In this paper, we consider a numerical method for the multi-term Caputo-Fabrizio time-fractional diffusion equations (with orders $\alpha_i\in(0,1)$, $i=1,2,\cdots,n$). The proposed method employs a fast finite difference scheme to approximate multi-term fractional derivatives in time, requiring only $O(1)$ storage and $O(N_T)$ computational complexity, where $N_T$ denotes the total number of time steps. Then we use a Legendre spectral collocation method for spatial discretization.
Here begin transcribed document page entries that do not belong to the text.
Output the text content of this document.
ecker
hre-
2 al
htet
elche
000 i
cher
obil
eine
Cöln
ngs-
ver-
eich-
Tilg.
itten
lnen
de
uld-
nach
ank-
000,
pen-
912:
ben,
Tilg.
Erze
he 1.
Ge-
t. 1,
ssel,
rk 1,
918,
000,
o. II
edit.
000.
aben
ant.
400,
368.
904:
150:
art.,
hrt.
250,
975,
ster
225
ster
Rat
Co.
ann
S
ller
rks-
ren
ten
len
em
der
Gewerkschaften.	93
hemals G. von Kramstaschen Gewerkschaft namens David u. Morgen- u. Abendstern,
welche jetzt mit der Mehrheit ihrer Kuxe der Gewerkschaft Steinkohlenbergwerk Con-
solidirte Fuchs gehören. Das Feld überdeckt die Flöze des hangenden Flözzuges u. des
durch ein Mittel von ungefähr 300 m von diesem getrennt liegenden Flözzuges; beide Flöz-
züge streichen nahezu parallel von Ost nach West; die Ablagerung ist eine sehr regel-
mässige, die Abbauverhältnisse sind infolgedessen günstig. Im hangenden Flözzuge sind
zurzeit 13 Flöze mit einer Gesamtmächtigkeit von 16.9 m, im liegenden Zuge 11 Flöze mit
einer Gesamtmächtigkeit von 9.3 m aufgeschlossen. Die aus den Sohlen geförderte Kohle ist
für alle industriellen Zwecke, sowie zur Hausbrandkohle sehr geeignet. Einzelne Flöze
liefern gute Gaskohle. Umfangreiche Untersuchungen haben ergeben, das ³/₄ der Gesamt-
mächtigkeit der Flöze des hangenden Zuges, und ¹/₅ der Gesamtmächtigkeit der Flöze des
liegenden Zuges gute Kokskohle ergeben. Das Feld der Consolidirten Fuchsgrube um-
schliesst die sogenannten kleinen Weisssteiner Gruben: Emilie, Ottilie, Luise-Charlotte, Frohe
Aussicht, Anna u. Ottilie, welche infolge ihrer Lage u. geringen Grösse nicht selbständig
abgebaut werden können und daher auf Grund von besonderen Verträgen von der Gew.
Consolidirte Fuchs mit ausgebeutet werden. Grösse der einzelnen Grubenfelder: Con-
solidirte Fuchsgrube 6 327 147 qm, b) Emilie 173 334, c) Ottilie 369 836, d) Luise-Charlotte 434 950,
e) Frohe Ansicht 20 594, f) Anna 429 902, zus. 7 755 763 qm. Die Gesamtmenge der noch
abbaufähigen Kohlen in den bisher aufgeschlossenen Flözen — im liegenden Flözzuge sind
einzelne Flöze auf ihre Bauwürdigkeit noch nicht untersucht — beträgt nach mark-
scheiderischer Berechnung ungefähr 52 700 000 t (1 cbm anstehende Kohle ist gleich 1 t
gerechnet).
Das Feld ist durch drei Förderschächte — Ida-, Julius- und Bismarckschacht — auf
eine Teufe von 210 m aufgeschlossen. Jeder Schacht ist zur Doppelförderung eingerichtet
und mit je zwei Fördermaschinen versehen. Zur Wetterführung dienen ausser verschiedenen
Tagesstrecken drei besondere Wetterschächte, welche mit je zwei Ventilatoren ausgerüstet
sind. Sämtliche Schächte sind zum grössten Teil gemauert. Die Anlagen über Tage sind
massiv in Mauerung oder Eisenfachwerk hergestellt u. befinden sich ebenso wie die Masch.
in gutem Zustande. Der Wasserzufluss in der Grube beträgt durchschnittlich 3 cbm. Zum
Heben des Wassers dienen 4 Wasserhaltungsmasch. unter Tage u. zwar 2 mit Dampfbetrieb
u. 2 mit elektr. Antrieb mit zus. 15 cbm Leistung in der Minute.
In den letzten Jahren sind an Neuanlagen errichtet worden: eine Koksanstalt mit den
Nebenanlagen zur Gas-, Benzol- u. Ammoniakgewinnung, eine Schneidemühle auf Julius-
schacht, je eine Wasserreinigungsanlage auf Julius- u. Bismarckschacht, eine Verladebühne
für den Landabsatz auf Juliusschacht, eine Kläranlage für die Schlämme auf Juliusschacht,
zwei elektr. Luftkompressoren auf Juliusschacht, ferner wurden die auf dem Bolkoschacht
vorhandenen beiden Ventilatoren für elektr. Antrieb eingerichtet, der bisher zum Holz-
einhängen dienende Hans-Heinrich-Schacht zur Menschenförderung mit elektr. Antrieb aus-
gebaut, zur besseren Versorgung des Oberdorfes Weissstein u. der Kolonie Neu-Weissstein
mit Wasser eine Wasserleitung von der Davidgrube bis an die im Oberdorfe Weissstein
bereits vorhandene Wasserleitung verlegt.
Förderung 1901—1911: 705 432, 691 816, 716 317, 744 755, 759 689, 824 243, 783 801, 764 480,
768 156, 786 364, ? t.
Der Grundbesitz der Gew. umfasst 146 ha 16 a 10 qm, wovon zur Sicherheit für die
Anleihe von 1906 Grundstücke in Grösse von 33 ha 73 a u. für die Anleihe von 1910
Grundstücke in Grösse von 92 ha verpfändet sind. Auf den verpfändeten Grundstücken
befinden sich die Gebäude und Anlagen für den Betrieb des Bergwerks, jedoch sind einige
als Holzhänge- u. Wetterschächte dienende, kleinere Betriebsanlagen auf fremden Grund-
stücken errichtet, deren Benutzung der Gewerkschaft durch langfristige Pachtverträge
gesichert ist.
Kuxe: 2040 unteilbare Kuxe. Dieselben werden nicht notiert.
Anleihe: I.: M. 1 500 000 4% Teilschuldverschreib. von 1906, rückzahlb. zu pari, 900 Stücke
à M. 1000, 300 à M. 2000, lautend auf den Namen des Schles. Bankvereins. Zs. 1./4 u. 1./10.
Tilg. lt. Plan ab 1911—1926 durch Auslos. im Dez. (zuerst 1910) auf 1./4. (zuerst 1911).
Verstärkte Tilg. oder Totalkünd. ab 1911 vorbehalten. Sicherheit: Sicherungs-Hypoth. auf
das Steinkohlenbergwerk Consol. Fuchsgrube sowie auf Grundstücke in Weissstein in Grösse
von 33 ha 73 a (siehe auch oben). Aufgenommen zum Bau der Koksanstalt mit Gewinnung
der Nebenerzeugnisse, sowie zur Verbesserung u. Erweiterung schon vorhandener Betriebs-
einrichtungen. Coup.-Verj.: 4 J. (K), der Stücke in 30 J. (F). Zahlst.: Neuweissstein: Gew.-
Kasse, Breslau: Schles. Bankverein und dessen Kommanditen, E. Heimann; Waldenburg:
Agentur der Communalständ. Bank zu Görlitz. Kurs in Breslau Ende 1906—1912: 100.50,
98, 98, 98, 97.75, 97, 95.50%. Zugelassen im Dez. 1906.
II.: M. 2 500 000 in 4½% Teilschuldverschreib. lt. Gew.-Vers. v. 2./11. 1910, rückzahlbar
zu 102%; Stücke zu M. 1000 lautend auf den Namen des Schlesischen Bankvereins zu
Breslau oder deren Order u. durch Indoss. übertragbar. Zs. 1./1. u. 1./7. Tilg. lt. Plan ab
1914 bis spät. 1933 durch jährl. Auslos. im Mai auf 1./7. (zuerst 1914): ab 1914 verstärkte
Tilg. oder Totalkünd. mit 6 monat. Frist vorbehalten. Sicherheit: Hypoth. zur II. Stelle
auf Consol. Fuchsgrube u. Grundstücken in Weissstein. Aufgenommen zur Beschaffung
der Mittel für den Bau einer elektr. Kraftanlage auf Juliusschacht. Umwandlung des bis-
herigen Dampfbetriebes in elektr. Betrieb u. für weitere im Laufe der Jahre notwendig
The stability and convergence of the scheme have been thoroughly discussed and rigorously established. We demonstrate that the proposed scheme is unconditionally stable and convergent with an order of $O(\left(\Delta t\right)^{2}+N^{-m})$, where $\Delta t$, $N$, and $m$ represent the timestep size, polynomial degree, and regularity in the spatial variable of the exact solution, respectively. Numerical results are presented to validate the theoretical predictions.

翻译：本文研究多时间项Caputo-Fabrizio分数阶扩散方程（阶数$\alpha_i\in(0,1)$，$i=1,2,\cdots,n$）的数值方法。所提方法采用快速有限差分格式逼近时间方向上的多时间项分数阶导数，仅需$O(1)$存储量和$O(N_T)$计算复杂度，其中$N_T$表示总时间步数。随后，我们使用Legendre谱配置法进行空间离散。本文对该格式的稳定性与收敛性进行了深入讨论与严格论证。我们证明，所提格式无条件稳定且收敛，其收敛阶为$O(\left(\Delta t\right)^{2}+N^{-m})$，其中$\Delta t$、$N$和$m$分别代表时间步长、多项式阶数以及精确解在空间变量中的正则性。数值结果验证了理论预测的准确性。